Could this ETF be a Tax Reform Winner?

This article was originally published on

Financial services stocks and exchange traded funds have been widely highlighted as winners under the recently passed tax reform legislation, but within that group, some market observers believe the insurance industry is poised to benefit.

That could be good news for ETFs such as the iShares US Insurance ETF (NYSEArca: IAK). The $177.1 million IAK tracks the Dow Jones U.S. Select Insurance Index and holds 63 stocks.

With the markets look toward higher rates, the insurance industry can capitalize on wider margins. The industry has previously been suffering from spread compression on products like universal life and fixed annuities due to the stubbornly low rate environment. With greater investment income, insurers see conditions improve as rates rise.

IAK allocates over 45% of its weight to property and casualty insurers and another 31.9% to health and life insurance providers. Property and casualty insurance providers are seen as winners thanks to the Trump Administration's tax reform effort.

“They look to be low-tax payers already, suggesting little room for upside,” said BlackRock in a recent note. “But the tax changes will allow these companies to lower their tax liability on underwriting revenue while maintaining their low rates on investment income thanks to tax-free municipal bond income. Most will likely be able to lower their effective tax rates further as a result.”
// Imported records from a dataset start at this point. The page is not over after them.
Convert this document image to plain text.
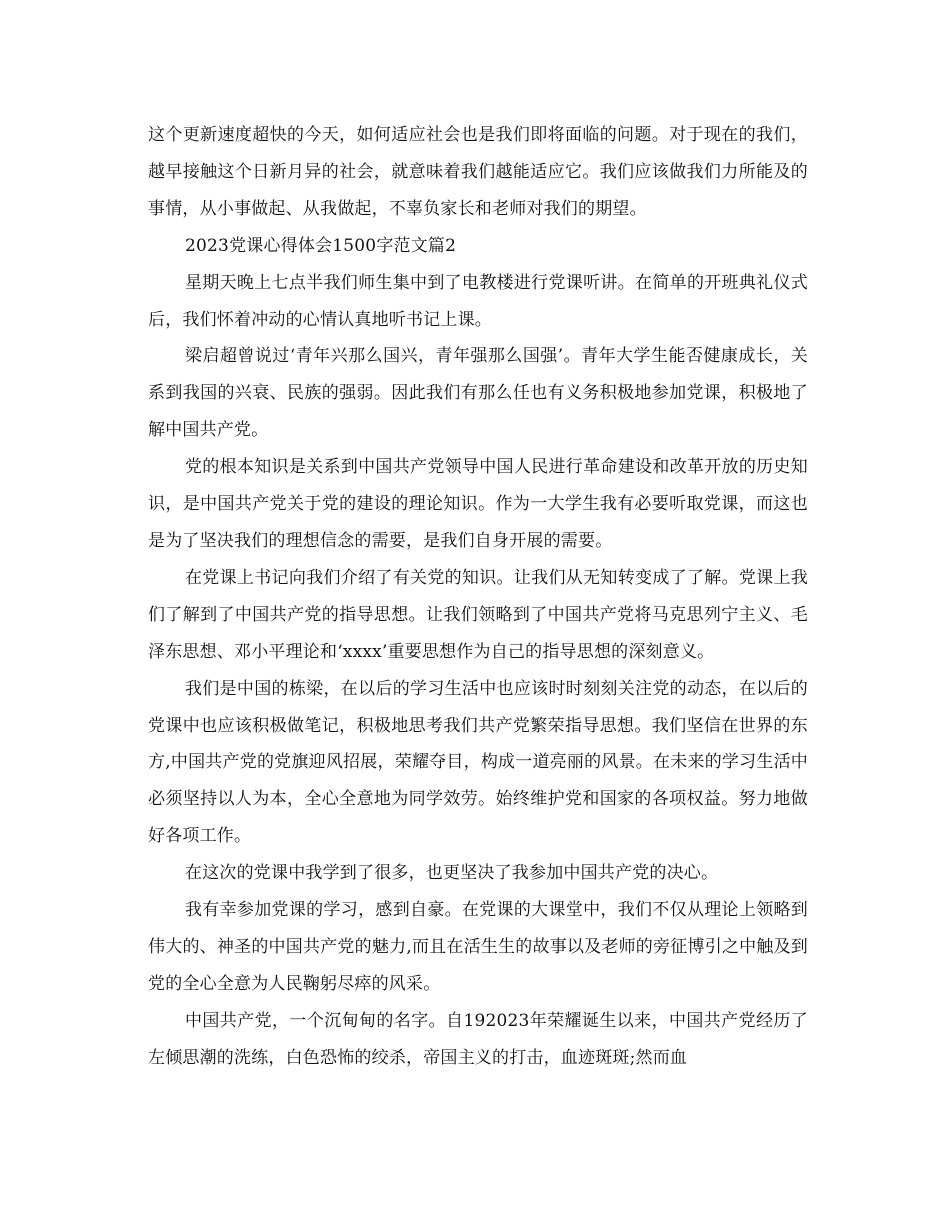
这个更新速度超快的今天，如何适应社会也是我们即将面临的问题。对于现在的我们，越早接触这个日新月异的社会，就意味着我们越能适应它。我们应该做我们力所能及的事情，从小事做起、从我做起，不辜负家长和老师对我们的期望。

2023党课心得体会1500字范文篇2

星期天晚上七点半我们师生集中到了电教楼进行党课听讲。在简单的开班典礼仪式后，我们怀着冲动的心情认真地听书记上课。

梁启超曾说过‘青年兴那么国兴，青年强那么国强’。青年大学生能否健康成长，关系到我国的兴衰、民族的强弱。因此我们有那么任也有义务积极地参加党课，积极地了解中国共产党。

党的根本知识是关系到中国共产党领导中国人民进行革命建设和改革开放的历史知识，是中国共产党关于党的建设的理论知识。作为一大学生我有必要听取党课，而这也是为了坚决我们的理想信念的需要，是我们自身开展的需要。

在党课上书记向我们介绍了有关党的知识。让我们从无知转变成了了解。党课上我们了解到了中国共产党的指导思想。让我们领略到了中国共产党将马克思列宁主义、毛泽东思想、邓小平理论和‘xxxx’重要思想作为自己的指导思想的深刻意义。

我们是中国的栋梁，在以后的学习生活中也应该时时刻刻关注党的动态，在以后的党课中也应该积极做笔记，积极地思考我们共产党繁荣指导思想。我们坚信在世界的东方,中国共产党的党旗迎风招展，荣耀夺目，构成一道亮丽的风景。在未来的学习生活中必须坚持以人为本，全心全意地为同学效劳。始终维护党和国家的各项权益。努力地做好各项工作。

在这次的党课中我学到了很多，也更坚决了我参加中国共产党的决心。

我有幸参加党课的学习，感到自豪。在党课的大课堂中，我们不仅从理论上领略到伟大的、神圣的中国共产党的魅力,而且在活生生的故事以及老师的旁征博引之中触及到党的全心全意为人民鞠躬尽瘁的风采。

中国共产党，一个沉甸甸的名字。自192023年荣耀诞生以来，中国共产党经历了左倾思潮的洗练，白色恐怖的绞杀，帝国主义的打击，血迹斑斑;然而血
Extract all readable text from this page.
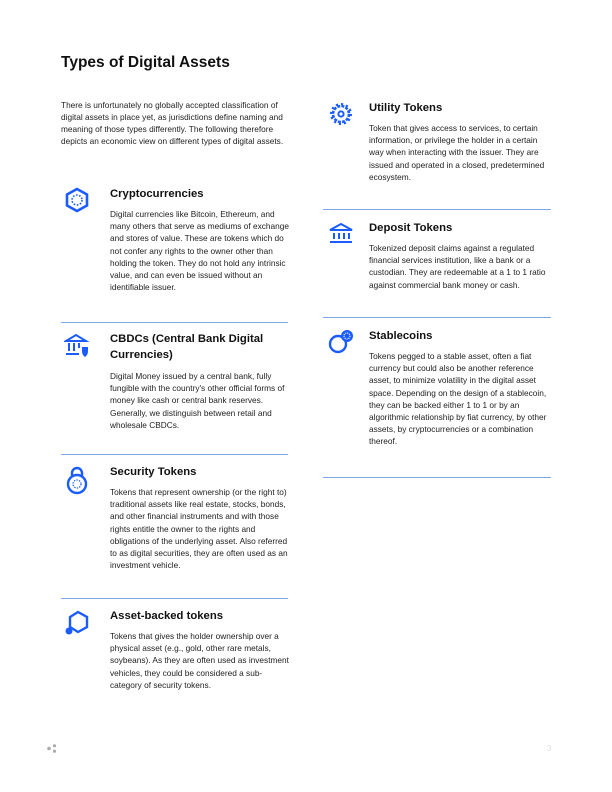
Types of Digital Assets
There is unfortunately no globally accepted classification of digital assets in place yet, as jurisdictions define naming and meaning of those types differently. The following therefore depicts an economic view on different types of digital assets.
Cryptocurrencies
Digital currencies like Bitcoin, Ethereum, and many others that serve as mediums of exchange and stores of value. These are tokens which do not confer any rights to the owner other than holding the token. They do not hold any intrinsic value, and can even be issued without an identifiable issuer.
CBDCs (Central Bank Digital Currencies)
Digital Money issued by a central bank, fully fungible with the country's other official forms of money like cash or central bank reserves. Generally, we distinguish between retail and wholesale CBDCs.
Security Tokens
Tokens that represent ownership (or the right to) traditional assets like real estate, stocks, bonds, and other financial instruments and with those rights entitle the owner to the rights and obligations of the underlying asset. Also referred to as digital securities, they are often used as an investment vehicle.
Asset-backed tokens
Tokens that gives the holder ownership over a physical asset (e.g., gold, other rare metals, soybeans). As they are often used as investment vehicles, they could be considered a sub-category of security tokens.
Utility Tokens
Token that gives access to services, to certain information, or privilege the holder in a certain way when interacting with the issuer. They are issued and operated in a closed, predetermined ecosystem.
Deposit Tokens
Tokenized deposit claims against a regulated financial services institution, like a bank or a custodian. They are redeemable at a 1 to 1 ratio against commercial bank money or cash.
Stablecoins
Tokens pegged to a stable asset, often a fiat currency but could also be another reference asset, to minimize volatility in the digital asset space. Depending on the design of a stablecoin, they can be backed either 1 to 1 or by an algorithmic relationship by fiat currency, by other assets, by cryptocurrencies or a combination thereof.
3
Meanwhile, the rising interest rate environment is also good for net interest margins for banks and more so for insurance companies. Given the latest strength in the U.S. employment data, many anticipate the Federal Reserve to hike rates at least three times this year. Yields on benchmark 10-year Treasuries have pushed higher, which is also keeping the yield curve upwardly sloping.

Insurance ETFs, sensitive to Treasury yield gyrations in their own regard, are often responsive to rising bond yields. Among industry ETFs that respond positively to rising Treasury yields, perhaps only regional bank funds have been more desperate for rising rates than insurance ETFs.

“Expect multinationals to scrutinize the international rules to manage their effective tax rates; greater clarity on the taxation of foreign assets should help inform spending plans,” according to BlackRock. “Beyond that, the details matter and vary by sector and even company, giving stock pickers room to capitalize.”